5. Financials / Funding
13F Position (Q1 2026) — Aschenbrenner Fund
- LONG: $319.98M — 13,478,438 shares — 2.34% of book — +ADD 18.87% (increased significantly from Q4 2025)
- Implied price per share: ~$23.74 (based on position value / share count)
- Market cap at entry: ~$10.18B (per Yahoo Finance, Feb 2026)
- Conviction: HIGH — one of the stocks identified as "most worth continuing to research"
- Thesis: Purpose-built GPU DC operator with fastest-to-market power solutions in a structurally supply-constrained market
Company Financials
- Market cap: ~$10B+ (May 2026, up significantly from earlier estimates as AI DC thesis plays out)
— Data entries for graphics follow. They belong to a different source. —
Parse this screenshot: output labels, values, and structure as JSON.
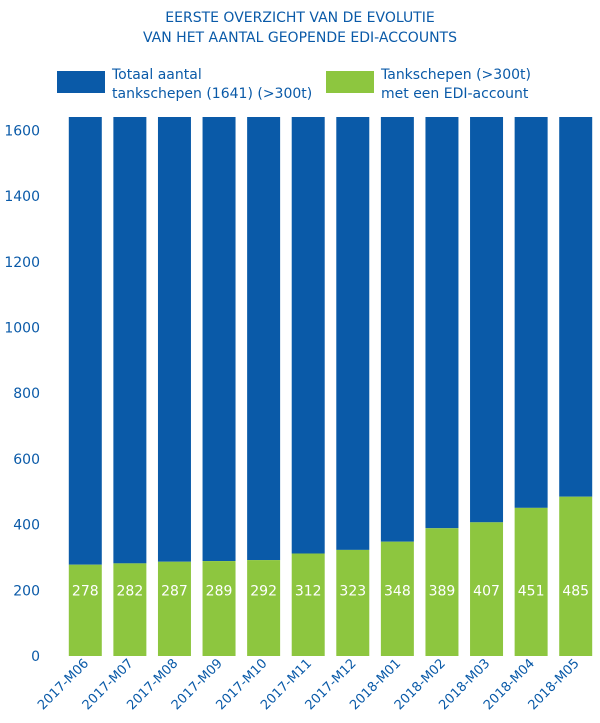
{
  "chart_data": {
    "type": "bar",
    "stacked": true,
    "title_lines": [
      "EERSTE OVERZICHT VAN DE EVOLUTIE",
      "VAN HET AANTAL GEOPENDE EDI-ACCOUNTS"
    ],
    "categories": [
      "2017-M06",
      "2017-M07",
      "2017-M08",
      "2017-M09",
      "2017-M10",
      "2017-M11",
      "2017-M12",
      "2018-M01",
      "2018-M02",
      "2018-M03",
      "2018-M04",
      "2018-M05"
    ],
    "series": [
      {
        "name": "Tankschepen (>300t) met een EDI-account",
        "legend_lines": [
          "Tankschepen (>300t)",
          "met een EDI-account"
        ],
        "color": "#8dc63f",
        "values": [
          278,
          282,
          287,
          289,
          292,
          312,
          323,
          348,
          389,
          407,
          451,
          485
        ]
      },
      {
        "name": "Totaal aantal tankschepen (1641) (>300t)",
        "legend_lines": [
          "Totaal aantal",
          "tankschepen (1641) (>300t)"
        ],
        "color": "#0a5aa8",
        "total": 1641
      }
    ],
    "yticks": [
      "0",
      "200",
      "400",
      "600",
      "800",
      "1000",
      "1200",
      "1400",
      "1600"
    ],
    "ylim": [
      0,
      1650
    ],
    "grid": false,
    "legend_position": "top"
  }
}
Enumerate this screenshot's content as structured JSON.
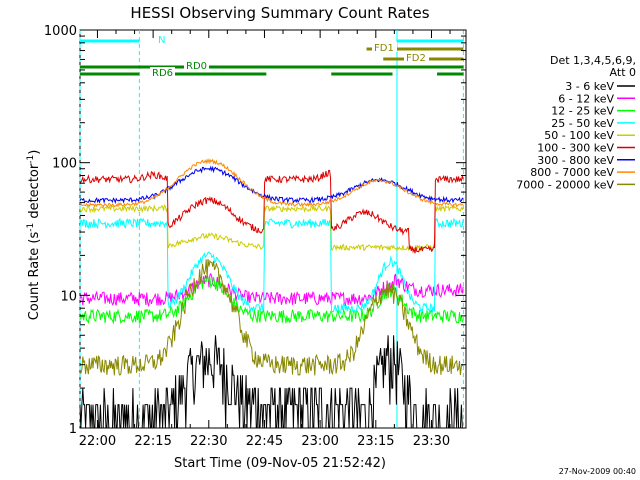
{
  "chart_data": {
    "type": "line",
    "title": "HESSI Observing Summary Count Rates",
    "xlabel": "Start Time (09-Nov-05 21:52:42)",
    "ylabel_main": "Count Rate (s",
    "ylabel_sup1": "-1",
    "ylabel_mid": " detector",
    "ylabel_sup2": "-1",
    "ylabel_end": ")",
    "yscale": "log",
    "ylim": [
      1,
      1000
    ],
    "xlim_minutes": [
      -4.7,
      99.3
    ],
    "x_ticks": [
      {
        "label": "22:00",
        "minutes": 0
      },
      {
        "label": "22:15",
        "minutes": 15
      },
      {
        "label": "22:30",
        "minutes": 30
      },
      {
        "label": "22:45",
        "minutes": 45
      },
      {
        "label": "23:00",
        "minutes": 60
      },
      {
        "label": "23:15",
        "minutes": 75
      },
      {
        "label": "23:30",
        "minutes": 90
      }
    ],
    "y_ticks": [
      {
        "label": "1",
        "value": 1
      },
      {
        "label": "10",
        "value": 10
      },
      {
        "label": "100",
        "value": 100
      },
      {
        "label": "1000",
        "value": 1000
      }
    ],
    "legend_header": [
      "Det 1,3,4,5,6,9,",
      "Att 0"
    ],
    "legend_placement": "right",
    "footer": "27-Nov-2009 00:40",
    "night_lines_minutes": [
      -4.7,
      11.3,
      80.7,
      98.6
    ],
    "saa_lines_minutes": [],
    "series": [
      {
        "name": "3 - 6 keV",
        "color": "#000000"
      },
      {
        "name": "6 - 12 keV",
        "color": "#ff00ff"
      },
      {
        "name": "12 - 25 keV",
        "color": "#00ff00"
      },
      {
        "name": "25 - 50 keV",
        "color": "#00ffff"
      },
      {
        "name": "50 - 100 keV",
        "color": "#cccc00"
      },
      {
        "name": "100 - 300 keV",
        "color": "#dd0000"
      },
      {
        "name": "300 - 800 keV",
        "color": "#0000ee"
      },
      {
        "name": "800 - 7000 keV",
        "color": "#ff8800"
      },
      {
        "name": "7000 - 20000 keV",
        "color": "#888800"
      }
    ],
    "flags": [
      {
        "label": "N",
        "color": "#00ffff",
        "segments": [
          [
            -4.7,
            11.3
          ],
          [
            80.7,
            98.6
          ]
        ]
      },
      {
        "label": "FD1",
        "color": "#888800",
        "segments": [
          [
            72.5,
            98.6
          ]
        ]
      },
      {
        "label": "FD2",
        "color": "#888800",
        "segments": [
          [
            77.0,
            98.6
          ]
        ]
      },
      {
        "label": "RD0",
        "color": "#008800",
        "segments": [
          [
            -4.7,
            98.6
          ]
        ]
      },
      {
        "label": "RD6",
        "color": "#008800",
        "segments": [
          [
            -4.7,
            11.3
          ],
          [
            19.5,
            45.5
          ],
          [
            63.0,
            79.5
          ],
          [
            91.5,
            98.6
          ]
        ]
      }
    ]
  }
}
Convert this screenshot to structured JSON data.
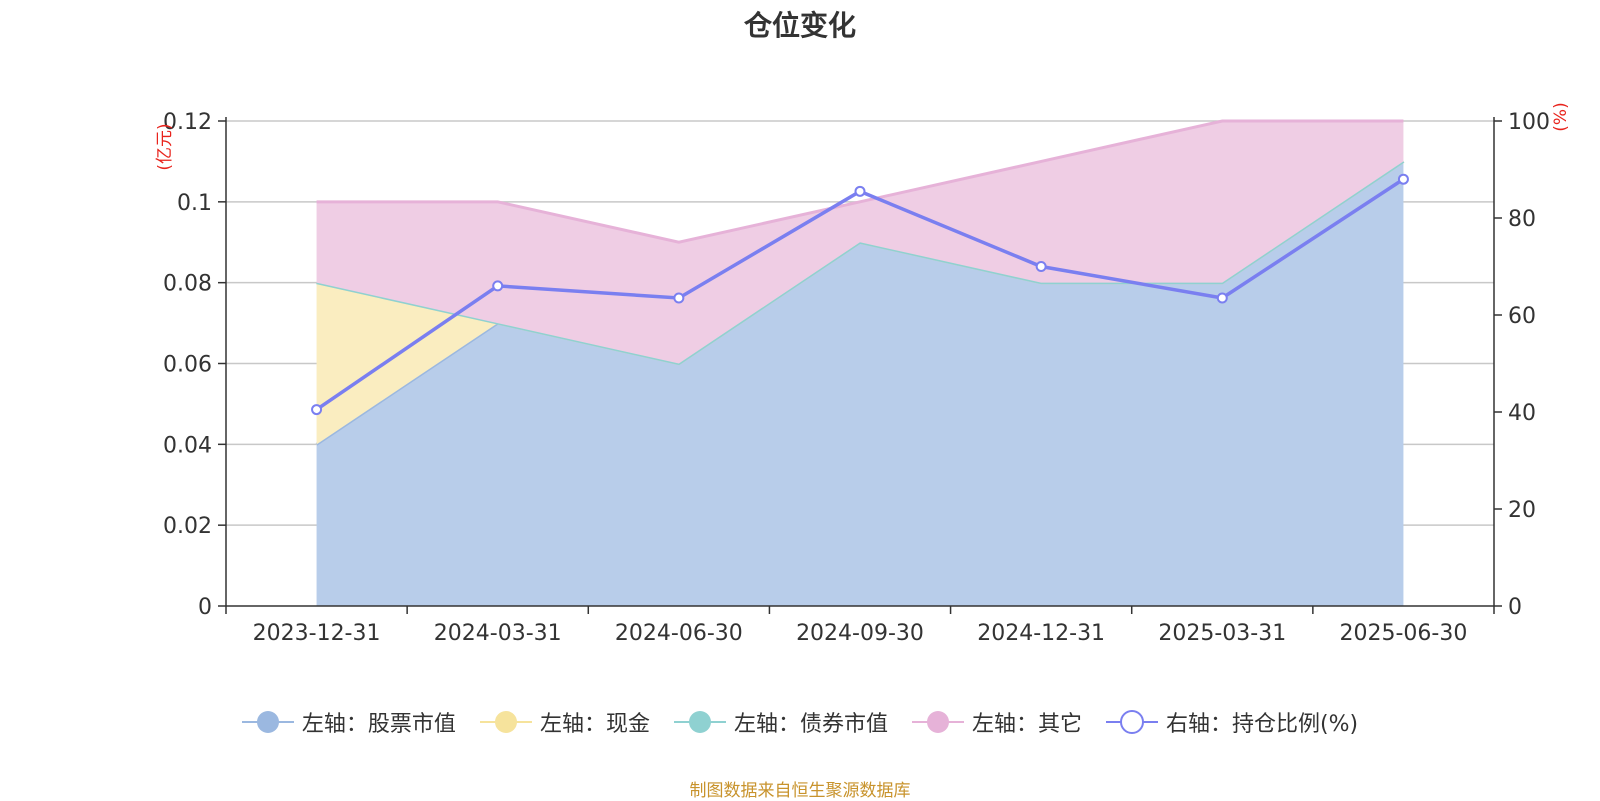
{
  "chart_data": {
    "type": "area",
    "title": "仓位变化",
    "categories": [
      "2023-12-31",
      "2024-03-31",
      "2024-06-30",
      "2024-09-30",
      "2024-12-31",
      "2025-03-31",
      "2025-06-30"
    ],
    "left_axis": {
      "unit_label": "(亿元)",
      "ylim": [
        0,
        0.12
      ],
      "ticks": [
        "0",
        "0.02",
        "0.04",
        "0.06",
        "0.08",
        "0.1",
        "0.12"
      ]
    },
    "right_axis": {
      "unit_label": "(%)",
      "ylim": [
        0,
        100
      ],
      "ticks": [
        "0",
        "20",
        "40",
        "60",
        "80",
        "100"
      ]
    },
    "series": [
      {
        "name": "左轴：股票市值",
        "axis": "left",
        "kind": "stacked-area",
        "color": "#9bb8e0",
        "fill": "#b8cdea",
        "values": [
          0.04,
          0.07,
          0.06,
          0.09,
          0.08,
          0.08,
          0.11
        ]
      },
      {
        "name": "左轴：现金",
        "axis": "left",
        "kind": "stacked-area",
        "color": "#f6e39c",
        "fill": "#faedc0",
        "values": [
          0.04,
          0.0,
          0.0,
          0.0,
          0.0,
          0.0,
          0.0
        ]
      },
      {
        "name": "左轴：债券市值",
        "axis": "left",
        "kind": "stacked-area",
        "color": "#8fd1d1",
        "fill": "#bfe6e6",
        "values": [
          0,
          0,
          0,
          0,
          0,
          0,
          0
        ]
      },
      {
        "name": "左轴：其它",
        "axis": "left",
        "kind": "stacked-area",
        "color": "#e6b2d8",
        "fill": "#efcde4",
        "values": [
          0.02,
          0.03,
          0.03,
          0.01,
          0.03,
          0.04,
          0.01
        ]
      },
      {
        "name": "右轴：持仓比例(%)",
        "axis": "right",
        "kind": "line",
        "color": "#7a7ff0",
        "values": [
          40.5,
          66,
          63.5,
          85.5,
          70,
          63.5,
          88
        ]
      }
    ],
    "grid": true,
    "legend_position": "bottom"
  },
  "footer": {
    "source": "制图数据来自恒生聚源数据库"
  }
}
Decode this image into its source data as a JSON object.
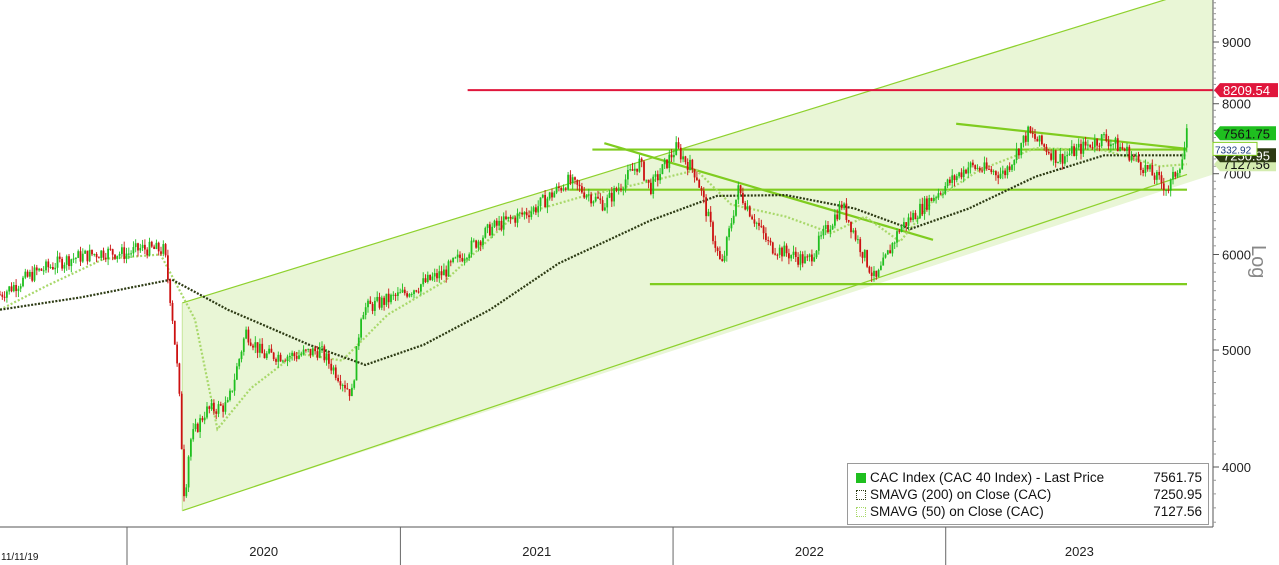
{
  "chart_data": {
    "type": "line",
    "title": "",
    "y_scale": "log",
    "ylabel": "Log",
    "ylim": [
      3500,
      9800
    ],
    "x_range": [
      "2019-07-15",
      "2023-11-20"
    ],
    "x_ticks": [
      "2020",
      "2021",
      "2022",
      "2023"
    ],
    "y_ticks": [
      4000,
      5000,
      6000,
      7000,
      8000,
      9000
    ],
    "grid": false,
    "legend_position": "bottom-right",
    "colors": {
      "price": "#1fbf1f",
      "down": "#cc1111",
      "sma200": "#2c3a13",
      "sma50": "#a8d86a",
      "channel": "#8ed12d",
      "resistance": "#e0163c"
    },
    "series": [
      {
        "name": "CAC Index (CAC 40 Index) - Last Price",
        "last": 7561.75,
        "points": [
          [
            "2019-07-15",
            5560
          ],
          [
            "2019-09-01",
            5800
          ],
          [
            "2019-10-15",
            5950
          ],
          [
            "2019-12-01",
            6030
          ],
          [
            "2020-01-01",
            6010
          ],
          [
            "2020-01-20",
            6070
          ],
          [
            "2020-02-20",
            6050
          ],
          [
            "2020-03-01",
            5400
          ],
          [
            "2020-03-10",
            4700
          ],
          [
            "2020-03-18",
            3750
          ],
          [
            "2020-03-25",
            4200
          ],
          [
            "2020-04-15",
            4450
          ],
          [
            "2020-05-15",
            4500
          ],
          [
            "2020-06-08",
            5180
          ],
          [
            "2020-07-01",
            4950
          ],
          [
            "2020-08-15",
            4950
          ],
          [
            "2020-09-15",
            5000
          ],
          [
            "2020-10-28",
            4600
          ],
          [
            "2020-11-10",
            5400
          ],
          [
            "2020-12-31",
            5550
          ],
          [
            "2021-03-01",
            5800
          ],
          [
            "2021-05-01",
            6300
          ],
          [
            "2021-06-30",
            6550
          ],
          [
            "2021-08-13",
            6900
          ],
          [
            "2021-10-01",
            6600
          ],
          [
            "2021-11-17",
            7150
          ],
          [
            "2021-12-01",
            6800
          ],
          [
            "2022-01-05",
            7350
          ],
          [
            "2022-02-01",
            7000
          ],
          [
            "2022-03-07",
            5850
          ],
          [
            "2022-03-29",
            6790
          ],
          [
            "2022-05-10",
            6100
          ],
          [
            "2022-06-30",
            5920
          ],
          [
            "2022-08-15",
            6600
          ],
          [
            "2022-09-29",
            5700
          ],
          [
            "2022-10-31",
            6300
          ],
          [
            "2022-12-15",
            6700
          ],
          [
            "2023-01-31",
            7100
          ],
          [
            "2023-03-20",
            7000
          ],
          [
            "2023-04-21",
            7570
          ],
          [
            "2023-06-01",
            7200
          ],
          [
            "2023-07-31",
            7500
          ],
          [
            "2023-09-01",
            7300
          ],
          [
            "2023-10-26",
            6800
          ],
          [
            "2023-11-15",
            7250
          ],
          [
            "2023-11-20",
            7561.75
          ]
        ]
      },
      {
        "name": "SMAVG (200)  on Close (CAC)",
        "last": 7250.95,
        "points": [
          [
            "2019-07-15",
            5400
          ],
          [
            "2019-11-01",
            5530
          ],
          [
            "2020-03-01",
            5720
          ],
          [
            "2020-05-15",
            5400
          ],
          [
            "2020-09-01",
            5050
          ],
          [
            "2020-11-15",
            4860
          ],
          [
            "2021-02-01",
            5050
          ],
          [
            "2021-05-01",
            5400
          ],
          [
            "2021-08-01",
            5900
          ],
          [
            "2021-12-01",
            6400
          ],
          [
            "2022-03-01",
            6710
          ],
          [
            "2022-06-01",
            6720
          ],
          [
            "2022-09-01",
            6550
          ],
          [
            "2022-11-15",
            6300
          ],
          [
            "2023-02-01",
            6550
          ],
          [
            "2023-05-01",
            6960
          ],
          [
            "2023-08-01",
            7250
          ],
          [
            "2023-11-20",
            7250.95
          ]
        ]
      },
      {
        "name": "SMAVG (50)  on Close (CAC)",
        "last": 7127.56,
        "points": [
          [
            "2019-07-15",
            5400
          ],
          [
            "2019-09-15",
            5650
          ],
          [
            "2019-12-01",
            5950
          ],
          [
            "2020-02-15",
            6000
          ],
          [
            "2020-04-01",
            5300
          ],
          [
            "2020-05-01",
            4300
          ],
          [
            "2020-06-15",
            4650
          ],
          [
            "2020-08-15",
            4970
          ],
          [
            "2020-10-15",
            4900
          ],
          [
            "2020-12-15",
            5350
          ],
          [
            "2021-03-01",
            5700
          ],
          [
            "2021-06-01",
            6450
          ],
          [
            "2021-09-01",
            6700
          ],
          [
            "2021-12-01",
            6900
          ],
          [
            "2022-02-01",
            7050
          ],
          [
            "2022-03-20",
            6600
          ],
          [
            "2022-06-01",
            6450
          ],
          [
            "2022-08-01",
            6250
          ],
          [
            "2022-09-15",
            6450
          ],
          [
            "2022-11-01",
            6150
          ],
          [
            "2022-12-15",
            6650
          ],
          [
            "2023-02-15",
            7050
          ],
          [
            "2023-05-01",
            7350
          ],
          [
            "2023-08-01",
            7320
          ],
          [
            "2023-10-15",
            7100
          ],
          [
            "2023-11-20",
            7127.56
          ]
        ]
      }
    ],
    "annotations": [
      {
        "label": "8209.54",
        "kind": "horizontal-level",
        "y": 8209.54,
        "from": "2021-04-01"
      },
      {
        "label": "7561.75",
        "kind": "last-value-tag"
      },
      {
        "label": "7332.92",
        "kind": "cursor-value-tag"
      },
      {
        "label": "7250.95",
        "kind": "last-value-tag"
      },
      {
        "label": "7127.56",
        "kind": "last-value-tag"
      }
    ],
    "trendlines": [
      {
        "name": "channel-upper",
        "from": [
          "2020-03-15",
          5470
        ],
        "to": [
          "2023-11-01",
          9800
        ]
      },
      {
        "name": "channel-lower",
        "from": [
          "2020-03-15",
          3680
        ],
        "to": [
          "2023-11-20",
          6990
        ]
      },
      {
        "name": "level-7330",
        "from": [
          "2021-09-15",
          7330
        ],
        "to": [
          "2023-11-20",
          7330
        ]
      },
      {
        "name": "level-6790",
        "from": [
          "2021-08-15",
          6790
        ],
        "to": [
          "2023-11-20",
          6790
        ]
      },
      {
        "name": "level-5670",
        "from": [
          "2021-12-01",
          5670
        ],
        "to": [
          "2023-11-20",
          5670
        ]
      },
      {
        "name": "falling-2022",
        "from": [
          "2021-10-01",
          7420
        ],
        "to": [
          "2022-12-15",
          6170
        ]
      },
      {
        "name": "falling-2023",
        "from": [
          "2023-01-15",
          7700
        ],
        "to": [
          "2023-11-20",
          7340
        ]
      }
    ]
  },
  "legend": {
    "items": [
      {
        "label": "CAC Index (CAC 40 Index) - Last Price",
        "value": "7561.75"
      },
      {
        "label": "SMAVG (200)  on Close (CAC)",
        "value": "7250.95"
      },
      {
        "label": "SMAVG (50)  on Close (CAC)",
        "value": "7127.56"
      }
    ]
  },
  "cursor_date": "11/11/19"
}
- Revenue (FY26 Q3, quarter ending November 2025): $60M+, growing >100% YoY driven by HPC data center ramp
- Net income: Not yet profitable on a GAAP basis; heavy capex depreciation and interest burden
- Debt: ~$500M+ in project-level and corporate debt financing
- Equity raises: Multiple at-the-market (ATM) offerings and private placements to fund construction; significant dilution to early shareholders
- Major funding rounds:
- 2022: Raised $20M+ in Series A/B for Bitcoin mining pivot to HPC
- 2023-2024: Multiple debt facilities totaling >$400M secured against data center assets
- 2025: Raised additional capital via ATM offers and strategic investments to fund Ellendale campus
- Project pipeline: ~1.2 GW of total potential capacity across owned sites
Sources: Applied Digital earnings releases at https://ir.applieddigital.com/ (2026-05-21); company filings; SEC 13F Q1 2026 (Accession 0002045724-26-000008); DaveManuel.com 13F analysis 2026-05-19; EliteCurrenSea 13F update May 2026.
6. People & Relationships
- Wes Cummins — CEO and Chairman. Founded the company; former investment banker. Driving the pivot from Bitcoin mining to HPC AI data centers.
- David Gershowitz — CFO. Managing capital structure and project finance for the AI data center buildout.
- NVIDIA partnership — Applied Digital is a preferred partner for NVIDIA GPU data center deployments; access to preferred GPU allocation.
- Microsoft — Reported to be a tenant for some HPC capacity; Microsoft's AI infrastructure demand creates a natural customer pipeline.
- Core Scientific — Comparable competitor that also pivoted from Bitcoin mining to AI HPC hosting (emerged from Chapter 11 in 2024).